Publications: An Examination of the Relationships between Agile Leadership Factors and Curriculum Reform in Higher Education, and Principles of Wellness – 7 Principles of Wellness for Healthy Life.

===2013 National High Performance Director, Federal Republic of Nigeria===
Dr. Angela Taylor led and developed the high performance 2014-2016 strategic plan, policy development and operational leadership for all aspects of Nigerian Athletics High Performance Programs in the Federal Republic of Nigeria. She led Team Nigeria athletes and coaches that competed at Olympic Games, World Championships, Commonwealth Games and African championship Games during that period. Responsible for assisting with competition operation matters for the Nigerian National Team such as undertaking site visits and Youth championship venues as well as FIFA World Cup Qualifiers. Organized Youth basketball competitions throughout Nigeria. Acted as Talent Scout placing several Nigerian Female Youth basketball players with High School and College Basketball Programs in the United States. Implemented the competition regulations/statutes and policies. Developed a working relationship to secure Team Nigeria National Team Apparel with PEAK, INC of China 2015-2017 and added over 2 million dollars in additional revenue.

===2011 Pan American Games===
Angela Taylor was the USA Head Coach for the Pan American team in Guadalajara, Mexico.

===2006 World Junior Championships in Athletics===
Angela Taylor was part of the World Junior Championships in Athletics team in Beijing, China.

===2005 IAAF World Championships===
Angela Taylor was part of the support IAAF World Championships team in Helsinki, Finland.

===2003 IAAF World Championships===
Angela Taylor was the USA Head Coach for the IAAF World Championships team in Paris, France. She led the Women’s USA team to win a Gold Medal in the 4x4 meter relay.

===2002 World Cup===
Angela Taylor was the USA Head Manager for the World Cup team in Madrid, Spain.

===2001 Goodwill Games===
Angela Taylor was the USA Team Support for the Goodwill Games team in Brisbane, Australia.

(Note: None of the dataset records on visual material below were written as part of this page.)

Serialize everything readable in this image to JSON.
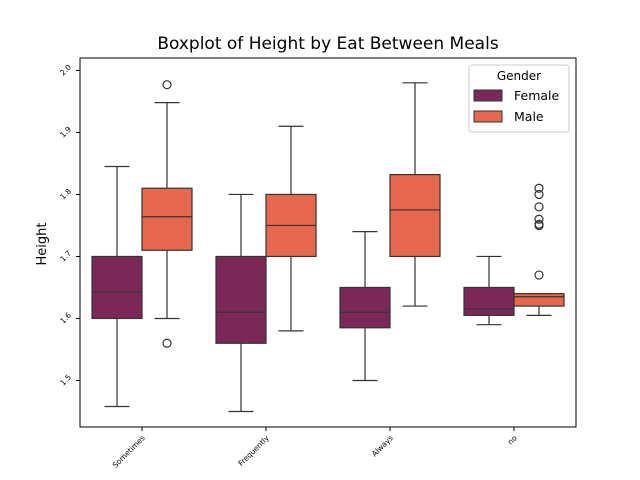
{
  "chart_data": {
    "type": "boxplot",
    "title": "Boxplot of Height by Eat Between Meals",
    "xlabel": "",
    "ylabel": "Height",
    "ylim": [
      1.425,
      2.02
    ],
    "yticks": [
      1.5,
      1.6,
      1.7,
      1.8,
      1.9,
      2.0
    ],
    "categories": [
      "Sometimes",
      "Frequently",
      "Always",
      "no"
    ],
    "legend": {
      "title": "Gender",
      "placement": "top-right"
    },
    "grid": false,
    "series": [
      {
        "name": "Female",
        "color": "#7b2858",
        "boxes": [
          {
            "whisker_low": 1.458,
            "q1": 1.6,
            "median": 1.643,
            "q3": 1.7,
            "whisker_high": 1.845,
            "outliers": []
          },
          {
            "whisker_low": 1.45,
            "q1": 1.56,
            "median": 1.61,
            "q3": 1.7,
            "whisker_high": 1.8,
            "outliers": []
          },
          {
            "whisker_low": 1.5,
            "q1": 1.585,
            "median": 1.61,
            "q3": 1.65,
            "whisker_high": 1.74,
            "outliers": []
          },
          {
            "whisker_low": 1.59,
            "q1": 1.605,
            "median": 1.615,
            "q3": 1.65,
            "whisker_high": 1.7,
            "outliers": []
          }
        ]
      },
      {
        "name": "Male",
        "color": "#e5684f",
        "boxes": [
          {
            "whisker_low": 1.6,
            "q1": 1.71,
            "median": 1.764,
            "q3": 1.81,
            "whisker_high": 1.948,
            "outliers": [
              1.56,
              1.977
            ]
          },
          {
            "whisker_low": 1.58,
            "q1": 1.7,
            "median": 1.75,
            "q3": 1.8,
            "whisker_high": 1.91,
            "outliers": []
          },
          {
            "whisker_low": 1.62,
            "q1": 1.7,
            "median": 1.775,
            "q3": 1.832,
            "whisker_high": 1.98,
            "outliers": []
          },
          {
            "whisker_low": 1.605,
            "q1": 1.62,
            "median": 1.635,
            "q3": 1.64,
            "whisker_high": 1.64,
            "outliers": [
              1.67,
              1.75,
              1.752,
              1.76,
              1.78,
              1.8,
              1.81
            ]
          }
        ]
      }
    ]
  }
}
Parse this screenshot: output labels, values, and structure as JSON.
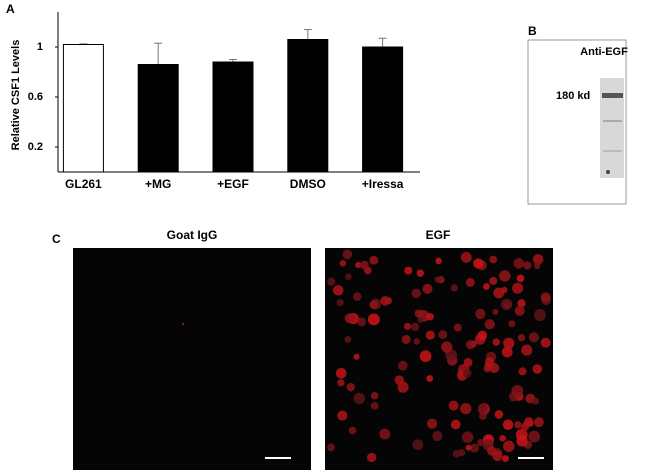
{
  "panels": [
    "A",
    "B",
    "C"
  ],
  "chart_data": {
    "type": "bar",
    "y_label": "Relative CSF1 Levels",
    "categories": [
      "GL261",
      "+MG",
      "+EGF",
      "DMSO",
      "+Iressa"
    ],
    "values": [
      1.02,
      0.86,
      0.88,
      1.06,
      1.0
    ],
    "errors": [
      0.005,
      0.17,
      0.02,
      0.08,
      0.07
    ],
    "colors": [
      "#ffffff",
      "#000000",
      "#000000",
      "#000000",
      "#000000"
    ],
    "ylim": [
      0,
      1.28
    ],
    "yticks": [
      0.2,
      0.6,
      1
    ]
  },
  "blot": {
    "title": "Anti-EGF",
    "marker": "180 kd"
  },
  "micrographs": [
    {
      "title": "Goat IgG"
    },
    {
      "title": "EGF"
    }
  ]
}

===1999 IAAF World Championships===
Angela Taylor was the USA Team Support for the IAAF World Championships team in Seville, Spain.

===1999 Indoor IAAF World Championships===
Angela Taylor was the USA Assistant Manager for the Indoor IAAF World Championships team in Maeboshi, Japan.

===1998 World Cup===
Angela Taylor was the USA Team Support for the World Cup Team which was the Champions in Johannesburg, South Africa.

===1997 Junior Pan American===
Angela Taylor was the USA Head Manager for the Junior Pan American team in Havana, Cuba.